CNN's Cornish Cites Tilted UN Report to Support Guest's Accusation of Israeli 'Genocide'

October 15th, 2025 2:33 PM

Audie Cornish Abdul El-Sayed CNN This Morning 10-15-25 Earlier this month, how did Abdul El-Sayed, a far-left candidate in the Democrat primary for an open Michigan Senate seat, mark the second anniversary of Hamas' slaughter of 1,200 Israelis on October 7, 2023? 

By sending out a fundraising email

Adding ghoulish insult to injury, El-Sayed's email began:

"Two years ago this month, Netanyahu's military launched a ground invasion of Gaza."

Incredibly, El-Sayed's email failed to mention the Hamas attack that prompted Israel's response. 

When El-Sayed's heartless, utterly misleading message provoked predictable outrage, El-Sayed said that sending it was a "mistake."

Host Audie Cornish chose to have El-Sayed as a guest on Wednesday's episode of CNN This Morning. If Cornish, formerly of NPR, were anything close to being a real journalist, she surely would have grilled El-Sayed on his "mistake."

But just as El-Sayed never mentioned the Hamas attack in his October 7th fundraiser, neither did Cornish breathe a word of his outrage in their conversation.

To the contrary, Cornish abetted El-Sayed's attempt to scapegoat Israel.

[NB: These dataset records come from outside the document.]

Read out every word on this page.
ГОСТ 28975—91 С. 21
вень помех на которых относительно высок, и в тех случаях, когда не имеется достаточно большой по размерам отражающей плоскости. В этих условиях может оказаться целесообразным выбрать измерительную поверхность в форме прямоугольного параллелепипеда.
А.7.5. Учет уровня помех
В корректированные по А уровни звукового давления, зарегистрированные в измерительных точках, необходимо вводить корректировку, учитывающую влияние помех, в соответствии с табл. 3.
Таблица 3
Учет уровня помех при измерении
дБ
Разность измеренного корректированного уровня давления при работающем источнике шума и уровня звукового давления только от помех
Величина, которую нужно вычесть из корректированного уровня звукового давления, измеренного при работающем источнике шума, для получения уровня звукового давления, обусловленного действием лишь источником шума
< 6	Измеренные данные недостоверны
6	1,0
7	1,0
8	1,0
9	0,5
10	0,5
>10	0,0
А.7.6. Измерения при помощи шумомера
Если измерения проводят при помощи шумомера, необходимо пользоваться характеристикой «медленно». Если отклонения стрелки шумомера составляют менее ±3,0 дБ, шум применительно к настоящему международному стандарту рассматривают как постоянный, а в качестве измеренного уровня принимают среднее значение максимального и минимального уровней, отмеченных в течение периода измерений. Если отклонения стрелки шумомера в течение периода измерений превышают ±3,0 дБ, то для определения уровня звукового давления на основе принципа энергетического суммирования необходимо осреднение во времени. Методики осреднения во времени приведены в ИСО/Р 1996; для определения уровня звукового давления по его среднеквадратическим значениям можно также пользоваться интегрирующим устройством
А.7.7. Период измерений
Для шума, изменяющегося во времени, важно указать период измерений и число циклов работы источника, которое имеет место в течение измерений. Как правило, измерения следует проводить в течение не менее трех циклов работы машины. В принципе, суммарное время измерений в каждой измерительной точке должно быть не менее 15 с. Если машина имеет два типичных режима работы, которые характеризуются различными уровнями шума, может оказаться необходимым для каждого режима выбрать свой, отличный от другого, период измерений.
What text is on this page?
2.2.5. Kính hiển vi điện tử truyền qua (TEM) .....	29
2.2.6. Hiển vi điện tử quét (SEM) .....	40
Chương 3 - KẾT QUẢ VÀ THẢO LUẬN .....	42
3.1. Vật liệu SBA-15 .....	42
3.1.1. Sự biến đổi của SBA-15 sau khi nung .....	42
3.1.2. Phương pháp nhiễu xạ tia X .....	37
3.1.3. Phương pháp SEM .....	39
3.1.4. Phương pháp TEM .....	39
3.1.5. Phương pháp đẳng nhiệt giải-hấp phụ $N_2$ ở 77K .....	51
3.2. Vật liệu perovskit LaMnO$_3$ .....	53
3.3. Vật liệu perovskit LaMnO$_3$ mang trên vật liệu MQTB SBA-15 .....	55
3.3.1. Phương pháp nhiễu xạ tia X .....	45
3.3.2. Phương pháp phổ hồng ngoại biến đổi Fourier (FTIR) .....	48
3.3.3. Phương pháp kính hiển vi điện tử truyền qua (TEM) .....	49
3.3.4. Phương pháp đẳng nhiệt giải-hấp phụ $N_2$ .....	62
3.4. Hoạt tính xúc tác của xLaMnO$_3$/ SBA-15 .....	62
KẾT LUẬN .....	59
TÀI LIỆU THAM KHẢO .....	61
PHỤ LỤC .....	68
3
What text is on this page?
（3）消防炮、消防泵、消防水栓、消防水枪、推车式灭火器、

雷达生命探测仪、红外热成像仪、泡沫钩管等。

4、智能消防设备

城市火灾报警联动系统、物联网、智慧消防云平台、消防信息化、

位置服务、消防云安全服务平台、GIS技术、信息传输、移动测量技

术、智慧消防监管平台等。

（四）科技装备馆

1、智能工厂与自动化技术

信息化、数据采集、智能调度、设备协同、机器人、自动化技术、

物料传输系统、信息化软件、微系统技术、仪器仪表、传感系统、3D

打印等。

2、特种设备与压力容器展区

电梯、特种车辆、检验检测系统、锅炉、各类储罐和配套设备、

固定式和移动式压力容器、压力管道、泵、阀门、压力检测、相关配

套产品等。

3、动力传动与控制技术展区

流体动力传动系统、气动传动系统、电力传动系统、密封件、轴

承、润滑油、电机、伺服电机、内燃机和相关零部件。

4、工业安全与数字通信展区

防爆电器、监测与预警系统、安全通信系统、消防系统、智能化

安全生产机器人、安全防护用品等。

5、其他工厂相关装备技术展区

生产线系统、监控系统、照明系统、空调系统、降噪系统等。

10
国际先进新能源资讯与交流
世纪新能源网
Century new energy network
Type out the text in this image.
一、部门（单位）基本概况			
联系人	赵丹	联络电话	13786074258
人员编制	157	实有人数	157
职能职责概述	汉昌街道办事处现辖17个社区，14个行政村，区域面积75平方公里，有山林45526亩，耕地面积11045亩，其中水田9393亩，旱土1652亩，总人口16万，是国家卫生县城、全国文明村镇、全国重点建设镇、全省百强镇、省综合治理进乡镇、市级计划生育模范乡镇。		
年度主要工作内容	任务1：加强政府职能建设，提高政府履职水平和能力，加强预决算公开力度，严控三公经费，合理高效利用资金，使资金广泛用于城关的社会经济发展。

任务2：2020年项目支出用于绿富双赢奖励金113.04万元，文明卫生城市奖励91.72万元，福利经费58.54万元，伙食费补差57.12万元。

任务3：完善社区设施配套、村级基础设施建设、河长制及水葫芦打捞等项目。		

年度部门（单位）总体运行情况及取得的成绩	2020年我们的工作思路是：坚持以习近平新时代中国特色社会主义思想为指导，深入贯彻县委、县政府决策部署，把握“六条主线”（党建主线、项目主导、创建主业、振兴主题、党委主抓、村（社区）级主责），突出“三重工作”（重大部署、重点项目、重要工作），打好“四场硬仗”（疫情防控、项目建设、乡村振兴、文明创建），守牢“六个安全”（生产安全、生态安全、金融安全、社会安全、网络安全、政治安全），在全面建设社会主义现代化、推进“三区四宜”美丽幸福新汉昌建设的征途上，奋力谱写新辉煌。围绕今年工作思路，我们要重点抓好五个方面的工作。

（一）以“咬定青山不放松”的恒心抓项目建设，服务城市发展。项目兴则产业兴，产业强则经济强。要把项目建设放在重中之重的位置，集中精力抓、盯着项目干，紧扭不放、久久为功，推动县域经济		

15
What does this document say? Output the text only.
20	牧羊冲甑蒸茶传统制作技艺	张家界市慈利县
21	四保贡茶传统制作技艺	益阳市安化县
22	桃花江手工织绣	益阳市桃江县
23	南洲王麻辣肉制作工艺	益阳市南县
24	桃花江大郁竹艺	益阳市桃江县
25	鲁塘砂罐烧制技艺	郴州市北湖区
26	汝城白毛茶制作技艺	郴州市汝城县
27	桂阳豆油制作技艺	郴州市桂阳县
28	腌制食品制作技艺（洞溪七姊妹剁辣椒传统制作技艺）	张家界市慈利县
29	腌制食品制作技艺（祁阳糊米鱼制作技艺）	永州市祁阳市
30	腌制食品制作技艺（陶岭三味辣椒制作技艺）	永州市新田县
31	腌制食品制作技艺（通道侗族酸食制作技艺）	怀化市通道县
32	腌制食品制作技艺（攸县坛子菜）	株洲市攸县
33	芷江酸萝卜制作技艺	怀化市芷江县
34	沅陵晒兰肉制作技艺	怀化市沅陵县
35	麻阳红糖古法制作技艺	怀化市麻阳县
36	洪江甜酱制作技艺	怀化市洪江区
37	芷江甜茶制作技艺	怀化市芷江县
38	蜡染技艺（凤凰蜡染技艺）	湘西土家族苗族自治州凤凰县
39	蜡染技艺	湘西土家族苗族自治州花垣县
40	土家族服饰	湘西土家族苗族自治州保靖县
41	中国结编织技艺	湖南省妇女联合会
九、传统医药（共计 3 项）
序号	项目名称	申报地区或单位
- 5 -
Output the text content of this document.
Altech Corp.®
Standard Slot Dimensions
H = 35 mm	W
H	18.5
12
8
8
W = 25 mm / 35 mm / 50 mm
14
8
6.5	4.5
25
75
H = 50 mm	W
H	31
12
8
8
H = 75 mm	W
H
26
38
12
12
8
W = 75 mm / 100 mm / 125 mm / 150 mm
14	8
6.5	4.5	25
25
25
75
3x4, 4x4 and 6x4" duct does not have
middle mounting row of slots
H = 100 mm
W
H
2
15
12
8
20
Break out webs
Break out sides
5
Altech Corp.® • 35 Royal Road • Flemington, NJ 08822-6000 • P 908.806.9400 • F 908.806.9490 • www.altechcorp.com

Four times during their conversation, El-Sayed accused Israel of "genocide" in Gaza. Rather than offering any counterevidence to his slander, Cornish sought to buttress it, saying:

"We should note for our viewers that an independent entity connected to the UN made that determination about genocide. That is sort of the most direct version we have heard of that."

The determination in question was issued by the Independent International Commission of Inquiry on the Occupied Palestinian Territory.

Cornish description of it as "the most direct version" on the subject was her attempt to persuade viewers that the Commission's finding that Israel was guilty of genocide was the most objective, authoritative word on the subject. It was anything but, as people familiar with the UN's history of outrageous anti-Israel bias would know. 

The Commission was composed of three people. One of them, Miloon Kothari, in an interview with the virulently anti-Israel outlet Mondoweiss, questioned why Israel should even be entitled to UN membership. He also embraced a classic antisemitic trope, claiming that the "Jewish lobby" controls social media. 

Kothari later apologized for his comments. Just like El-Sayed: slander first, make a quiet apology later.

A second member of the Commission, Chris Sidoti, claimed that "the Israeli army is one of the most criminal armies in the world.” In fact, according to John Spencer, Executive Director of the Urban Warfare Institute, "Israel has done more to prevent civilian casualties in war than any military in history."

You get the picture. Yet it was the determination of this Commission that Cornish chose to rely on to bolster El-Sayed's accusations against Israel of "genocide."

Note: In 2021, in an item entitled "Get Him a Map!", I caught El-Sayed, in another CNN appearance, describing West Virginia as a "coastal state." Seems Abdul's tenuous grasp on reality hasn't improved since then.

Here's the transcript.

CNN This Morning
10/15/25
6:48 am EDT

ABDUL EL-SAYED: Right now, this so-called deal puts all of the power back in the hands of the people who just perpetrated a genocide. There's no accountability, whether that's for Netanyahu and his enablers, or that's for our government's funding of this genocide for two years. 

. . .

When I talk about Gaza, we have to recognize that every dollar that we spent subsidizing a genocide in Gaza, 21 billion of them, is a dollar we didn't spend investing in feeding our kids here at home, investing in providing health care or infrastructure here at home. The people of Michigan have suffered as a consequence of our misappropriation. Now, take that and recognize that our money was being used to fuel a genocide, taking food away from other kids and health care and schools away from other kids. 

AUDIE CORNISH: Yeah.

El-SAYED: And that is a moral catastrophe. So my question is, who's willing to deal with that moral catastrophe and make sure that never happens again? 

CORNISH: It's interesting. And one, we should note for our viewers that an independent entity connected to the UN made that determination about genocide. That is sort of the most direct version we have heard of that.